Croup caused by a virus typically goes away on its own. But if symptoms are severe and persist for more than three to five days, contact a health professional. A dose of steroids is usually administered for severe cases. In the absence of steroids, epinephrine can be used as an alternative. It is commonly nebulized (converted from liquid to mist) to come into contact with the vocal cords. If you’re using epinephrine tablets, these can be added to a pot of boiling water.
Health practitioners administer epinephrine to patients with a history of anaphylaxis. If you have allergies or are bugging out with someone who has, visit a health professional to get medical advice about the matter.
Some experts recommend keeping an epinephrine vial even if you have no known allergies. But if you’re cash-strapped, it would be best to use your money elsewhere. You can rely on bandages, tourniquets and other common first-aid items to treat wounds. Meanwhile, you can explore natural remedies for croup, such as eucalyptus oil and tea tree oil. If you decide to keep epinephrine, consult a health professional first.
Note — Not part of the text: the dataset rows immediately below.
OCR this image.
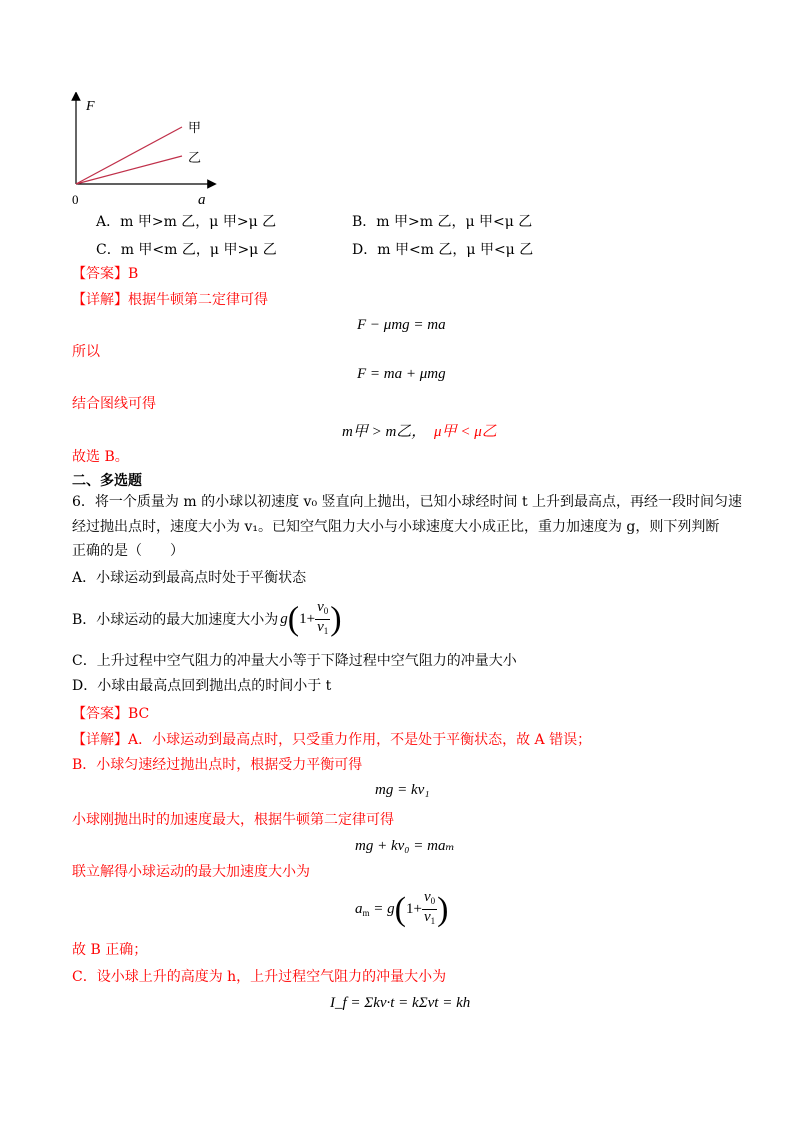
F
a
0
甲
乙
A．m 甲>m 乙，μ 甲>μ 乙	B．m 甲>m 乙，μ 甲<μ 乙
C．m 甲<m 乙，μ 甲>μ 乙	D．m 甲<m 乙，μ 甲<μ 乙
【答案】B
【详解】根据牛顿第二定律可得
F − μmg = ma
所以
F = ma + μmg
结合图线可得
m甲 > m乙， μ甲 < μ乙
故选 B。
二、多选题
6．将一个质量为 m 的小球以初速度 v₀ 竖直向上抛出，已知小球经时间 t 上升到最高点，再经一段时间匀速
经过抛出点时，速度大小为 v₁。已知空气阻力大小与小球速度大小成正比，重力加速度为 g，则下列判断
正确的是（　　）
A．小球运动到最高点时处于平衡状态
B．小球运动的最大加速度大小为 $g(1+ \frac{v_0}{v_1}$ )
C．上升过程中空气阻力的冲量大小等于下降过程中空气阻力的冲量大小
D．小球由最高点回到抛出点的时间小于 t
【答案】BC
【详解】A．小球运动到最高点时，只受重力作用，不是处于平衡状态，故 A 错误；
B．小球匀速经过抛出点时，根据受力平衡可得
mg = kv₁
小球刚抛出时的加速度最大，根据牛顿第二定律可得
mg + kv₀ = maₘ
联立解得小球运动的最大加速度大小为
$a_m = g$ ( $1+ \frac{v_0}{v_1}$ )
故 B 正确；
C．设小球上升的高度为 h，上升过程空气阻力的冲量大小为
I_f = Σkv·t = kΣvt = kh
Epinephrine injections require a prescription. (Related: Survival medicine basics: How to use sugar to treat wounds.)
Keep in mind that epinephrine in liquid form does not have a long shelf-life. It usually expires after a year. However, it does not automatically go bad once they hit their expiry date. Its efficacy decreases, but it can still be a life-saver if you suddenly experience an allergic reaction. Just store your epinephrine shot in a cool, dry place and keep it out of direct sun exposure.
Keeping epinephrine in your first-aid kit will be beneficial especially if you perceive allergies to be a threat to your safety. But do not confine your choices to epinephrine alone. Explore natural remedies and be sure you have all the first-aid basics.